Nationalised Banking, Public Banking or People’s Banking – the freedom of a country to issue its own money and inject it into the real economy  without borrowing at interest from private banks. Abraham Lincoln and John F. Kennedy were the last heads of government – besides Hitler – to attempt to do this. Both American Presidents were assassinated.

The Bank of International Settlements in Basel – an international organisation of central banks. Yet though it is neither elected nor accountable to any national government – or to any other body except itself – it expressly forbids all national governments signed up to it from introducing nationalised or public banking.  Originally owned by governments, it is now wholly owned by its member banks and meets to regulate the minimal reserves they are required to hold.
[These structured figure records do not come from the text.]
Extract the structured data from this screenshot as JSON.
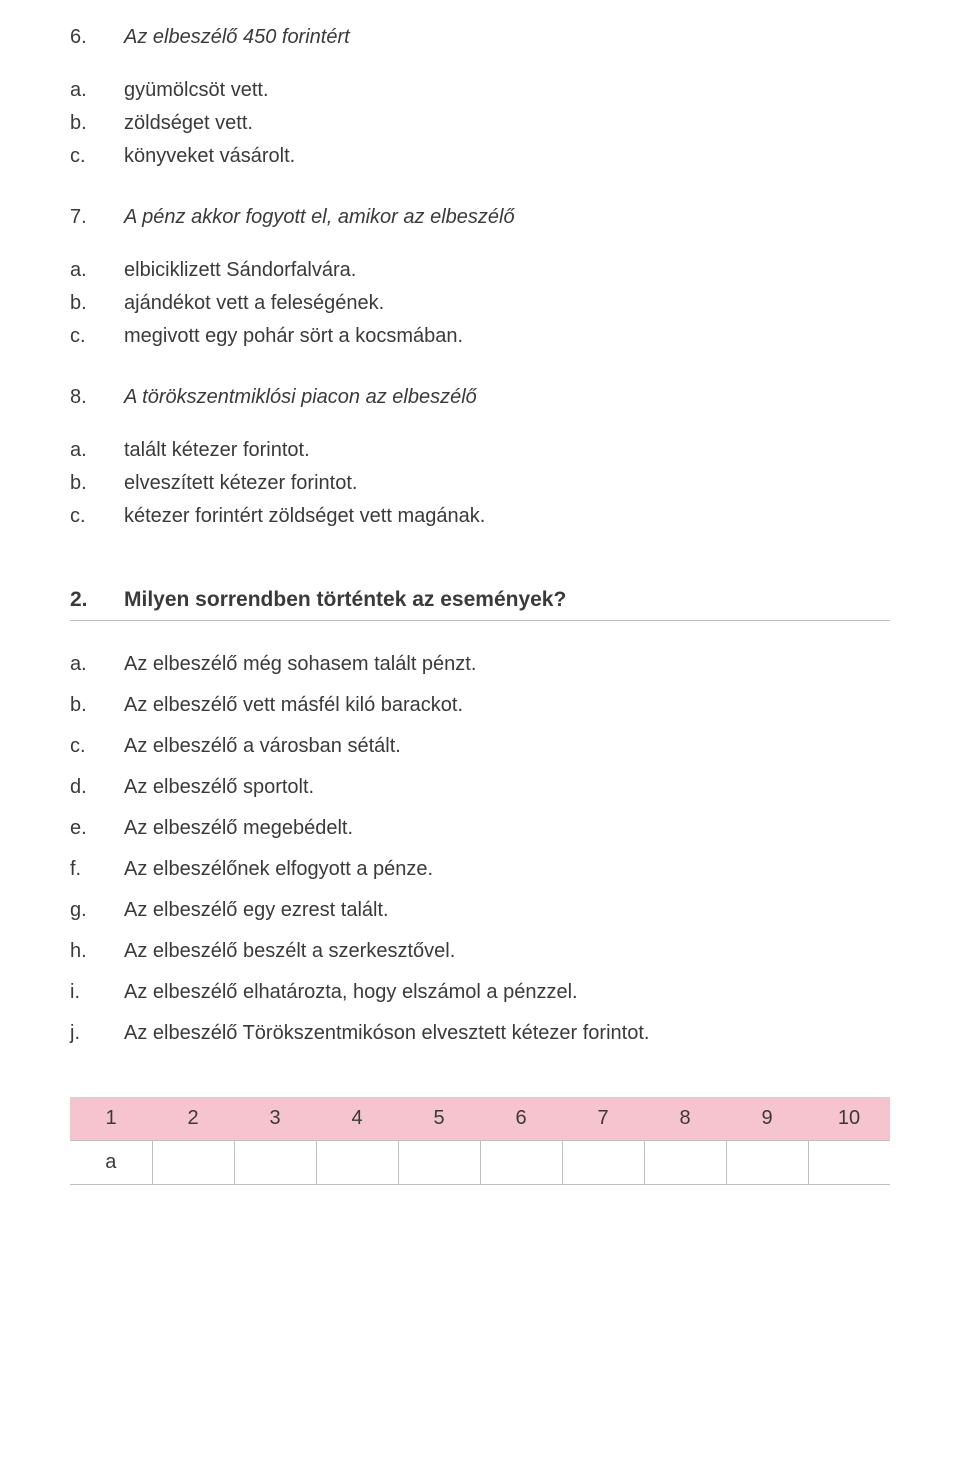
{
  "questions": [
    {
      "num": "6.",
      "text": "Az elbeszélő 450 forintért",
      "options": [
        {
          "letter": "a.",
          "text": "gyümölcsöt vett."
        },
        {
          "letter": "b.",
          "text": "zöldséget vett."
        },
        {
          "letter": "c.",
          "text": "könyveket vásárolt."
        }
      ]
    },
    {
      "num": "7.",
      "text": "A pénz akkor fogyott el, amikor az elbeszélő",
      "options": [
        {
          "letter": "a.",
          "text": "elbiciklizett Sándorfalvára."
        },
        {
          "letter": "b.",
          "text": "ajándékot vett a feleségének."
        },
        {
          "letter": "c.",
          "text": "megivott egy pohár sört a kocsmában."
        }
      ]
    },
    {
      "num": "8.",
      "text": "A törökszentmiklósi piacon az elbeszélő",
      "options": [
        {
          "letter": "a.",
          "text": "talált kétezer forintot."
        },
        {
          "letter": "b.",
          "text": "elveszített kétezer forintot."
        },
        {
          "letter": "c.",
          "text": "kétezer forintért zöldséget vett magának."
        }
      ]
    }
  ],
  "section": {
    "num": "2.",
    "title": "Milyen sorrendben történtek az események?"
  },
  "events": [
    {
      "letter": "a.",
      "text": "Az elbeszélő még sohasem talált pénzt."
    },
    {
      "letter": "b.",
      "text": "Az elbeszélő vett másfél kiló barackot."
    },
    {
      "letter": "c.",
      "text": "Az elbeszélő a városban sétált."
    },
    {
      "letter": "d.",
      "text": "Az elbeszélő sportolt."
    },
    {
      "letter": "e.",
      "text": "Az elbeszélő megebédelt."
    },
    {
      "letter": "f.",
      "text": "Az elbeszélőnek elfogyott a pénze."
    },
    {
      "letter": "g.",
      "text": "Az elbeszélő egy ezrest talált."
    },
    {
      "letter": "h.",
      "text": "Az elbeszélő beszélt a szerkesztővel."
    },
    {
      "letter": "i.",
      "text": "Az elbeszélő elhatározta, hogy elszámol a pénzzel."
    },
    {
      "letter": "j.",
      "text": "Az elbeszélő Törökszentmikóson elvesztett kétezer forintot."
    }
  ],
  "table": {
    "headers": [
      "1",
      "2",
      "3",
      "4",
      "5",
      "6",
      "7",
      "8",
      "9",
      "10"
    ],
    "row": [
      "a",
      "",
      "",
      "",
      "",
      "",
      "",
      "",
      "",
      ""
    ],
    "header_bg": "#f6c4ce",
    "border_color": "#bfbfbf"
  }
}
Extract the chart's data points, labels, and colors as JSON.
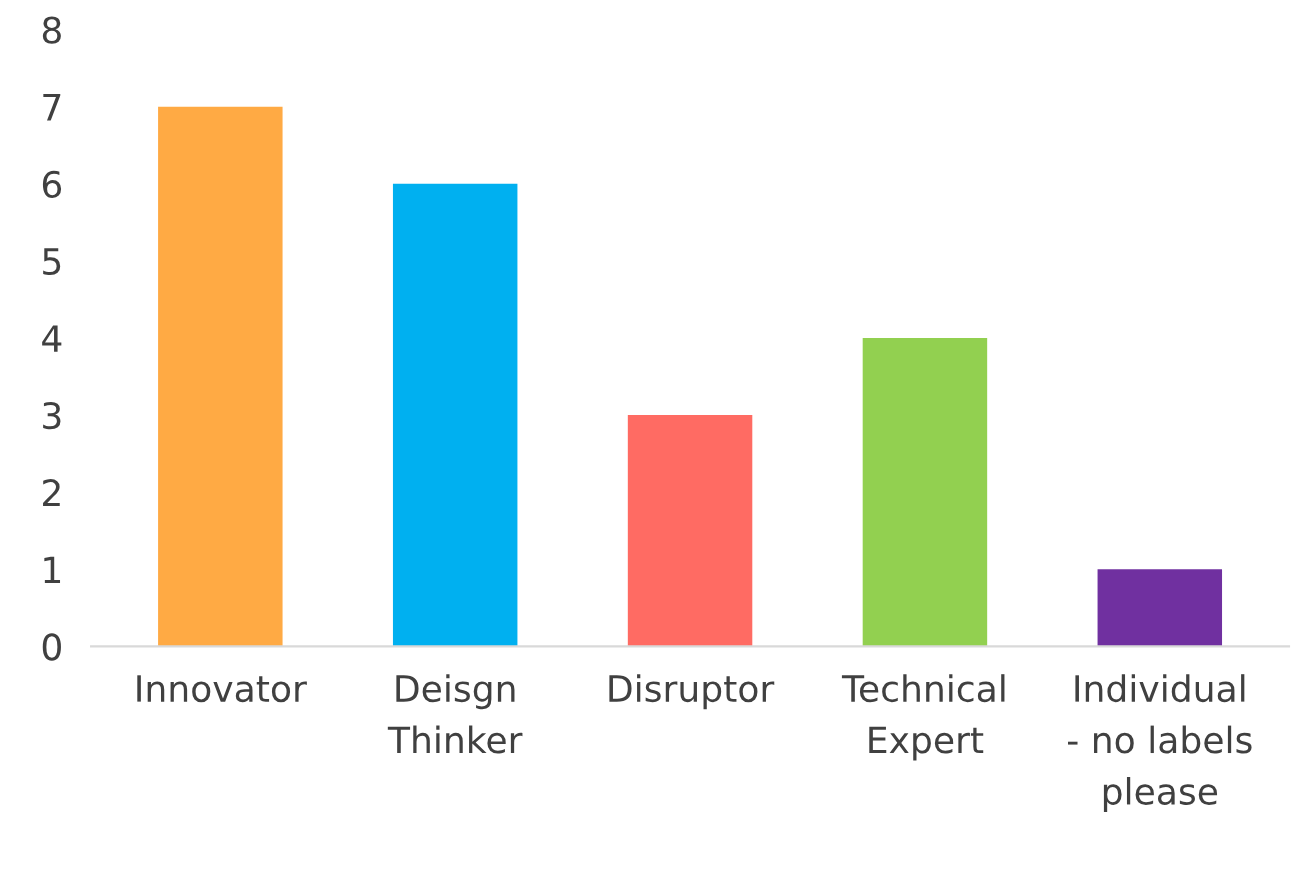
{
  "chart_data": {
    "type": "bar",
    "categories": [
      "Innovator",
      "Deisgn\nThinker",
      "Disruptor",
      "Technical\nExpert",
      "Individual\n- no labels\nplease"
    ],
    "values": [
      7,
      6,
      3,
      4,
      1
    ],
    "colors": [
      "#ffaa44",
      "#00b0f0",
      "#ff6b63",
      "#92d050",
      "#7030a0"
    ],
    "ylim": [
      0,
      8
    ],
    "yticks": [
      0,
      1,
      2,
      3,
      4,
      5,
      6,
      7,
      8
    ],
    "grid": false
  }
}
Fractional Reserve Banking – the key system governing the international banking system, permitting banks not to hold sufficient reserves that amount to only a small fraction of what they lend out.  As a result, banks effectively create fictional loan money at will, which in turn ends up as deposits in the hand of other private banks - which are then also free to lend most of it out whilst only keeping a fraction in reserve. The result is a pyramid 'ponzi scheme' of money creation by private banks, but one on which whole nations are dependent to create and maintain almost their entire money supply.

Full Reserve Banking – requiring all banks to maintain 100% or full reserves to cover the loans they would create as or from fictional money deposits.

Financial Debt Crisis – the question here is crisis for whom? The term actually refers to an unavoidable contradiction in the system of international finance or 'credit' capitalism. For in this system all money is created as debt, and the competition between banks to accumulate money as debt imposes ever greater burdens on individuals, businesses and whole nations. If an individual can’t pay off a debt to a bank he is in financial debt crisis and may lose his home and property. If a business can’t pay its debts to a bank it is in 'financial crisis' and may go bankrupt and lose its assets. Yet if private and international banks are in crisis (for example through the down-rating of their loans) the people must pay to rescue them – through their national governments being pressured to take on yet more debts - whilst at the same imposing ruinous 'austerity measures' such as tax hikes, privatisation and asset-stripping and massive cuts in wages and public services and welfare.

'Sovereign Debt' - another term for National Debt, but a euphemistic one - for it is the very opposite of national sovereignty. Sovereign debt is a result of national governments being forced to accept  debt-slavery and impose austerity measures on the people of the sort demanded by the international banking system. Yet the only reason why they feel forced to do so is because the money supply of nations remains in the hands of private and  international banks - and because international banking regulations actually forbid them from exercising the sovereign right to issue and invest their own interest-free money without having to borrow from the private banking sector. Only fully state-owned National People's Banks would allow them to do so - to cultivate their economies by issuing money directly to and for the people - directly to and for individuals, families, businesses, industries, public works and social welfare.